(Concrete, easy-to-answer question below, explanation first)
Common adage: Modern deep learning techniques are sample-inefficient; it takes loads of data for them to learn things. If you pre-train them, it takes less additional data for them to learn something new, but still compared to humans it takes a lot.
--It seems like bigger neural nets need to see less data to reach the same level of performance.
--It seems like bigger neural nets need fewer epochs to reach convergence. Soon they'll only need to see each data point once. (Search this for "multiple epochs")

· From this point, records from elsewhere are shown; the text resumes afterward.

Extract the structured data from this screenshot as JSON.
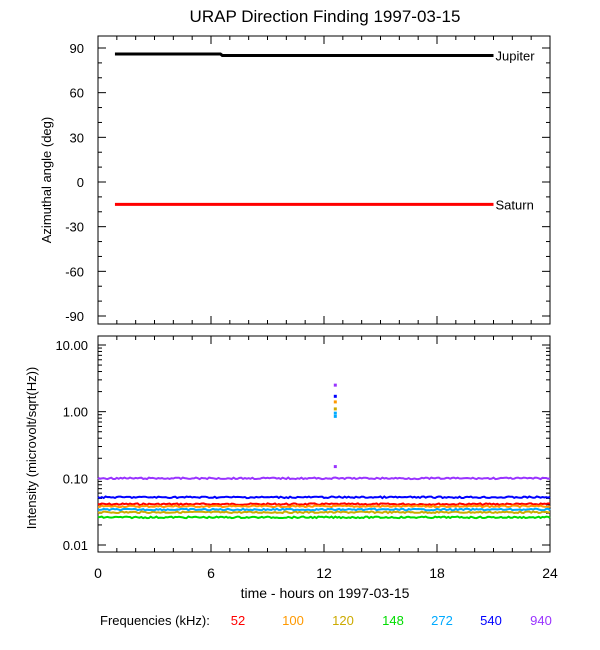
{
  "chart_data": [
    {
      "type": "line",
      "title": "URAP Direction Finding  1997-03-15",
      "ylabel": "Azimuthal angle (deg)",
      "xlim": [
        0,
        24
      ],
      "ylim": [
        -90,
        90
      ],
      "yticks": [
        90,
        60,
        30,
        0,
        -30,
        -60,
        -90
      ],
      "series": [
        {
          "name": "Jupiter",
          "color": "#000000",
          "x": [
            0.9,
            6.5,
            6.6,
            21.0
          ],
          "values": [
            86,
            86,
            85,
            85
          ]
        },
        {
          "name": "Saturn",
          "color": "#ff0000",
          "x": [
            0.9,
            21.0
          ],
          "values": [
            -15,
            -15
          ]
        }
      ]
    },
    {
      "type": "scatter",
      "ylabel": "Intensity (microvolt/sqrt(Hz))",
      "xlabel": "time - hours on 1997-03-15",
      "xlim": [
        0,
        24
      ],
      "xticks": [
        0,
        6,
        12,
        18,
        24
      ],
      "ylim": [
        0.01,
        10
      ],
      "yscale": "log",
      "yticks": [
        10.0,
        1.0,
        0.1,
        0.01
      ],
      "ytick_labels": [
        "10.00",
        "1.00",
        "0.10",
        "0.01"
      ],
      "legend_title": "Frequencies (kHz):",
      "series": [
        {
          "name": "52",
          "color": "#ff0000",
          "level": 0.041
        },
        {
          "name": "100",
          "color": "#ff9900",
          "level": 0.038
        },
        {
          "name": "120",
          "color": "#ccaa00",
          "level": 0.031
        },
        {
          "name": "148",
          "color": "#00dd00",
          "level": 0.026
        },
        {
          "name": "272",
          "color": "#00aaff",
          "level": 0.034
        },
        {
          "name": "540",
          "color": "#0000ff",
          "level": 0.052
        },
        {
          "name": "940",
          "color": "#9933ff",
          "level": 0.1
        }
      ],
      "spike": {
        "x": 12.6,
        "points": [
          {
            "series": "940",
            "value": 2.5
          },
          {
            "series": "940",
            "value": 0.15
          },
          {
            "series": "540",
            "value": 1.7
          },
          {
            "series": "100",
            "value": 1.4
          },
          {
            "series": "120",
            "value": 1.1
          },
          {
            "series": "272",
            "value": 0.95
          },
          {
            "series": "272",
            "value": 0.85
          }
        ]
      }
    }
  ]
}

I feel like this take is in tension with the common adage. I wonder: If there is a fact mentioned in GPT-3's training data, how many times does it need to be mentioned before GPT-3 comes to know that fact? For example, I'm told that GPT-3 knows the names of most prominent members of the rationalist community. How many times has it seen each name? Are we talking ten times, or ten thousand?*
I'd be interested to hear people do a bit of a search for the "most sample-efficient/obscure fact" in GPT-3's repertoire. In this manner we could quantity how many times GPT-3 needs to see something before it learns it. (Maybe we don't have access to the dataset used to train GPT-3. But people at Eleuther.ai have The Pile, right? And they've trained big transformers on it? We could answer the question easily and precisely there, no?)
Or am I thinking about this all wrong somehow? This seems like an obvious idea, I wonder why I haven't heard of it before.
*Suppose it is ten thousand. Then that means one in every ten million two-word strings on the internet is "Paul Christiano." (The dataset for GPT-3 was 300B tokens) Add in all the other rationalists/EAs and probably it means one in every hundred thousand words is the name of some prominent rationalist/EA. Surely this is too much, no? It seems way too much according to Google Ngram Viewer.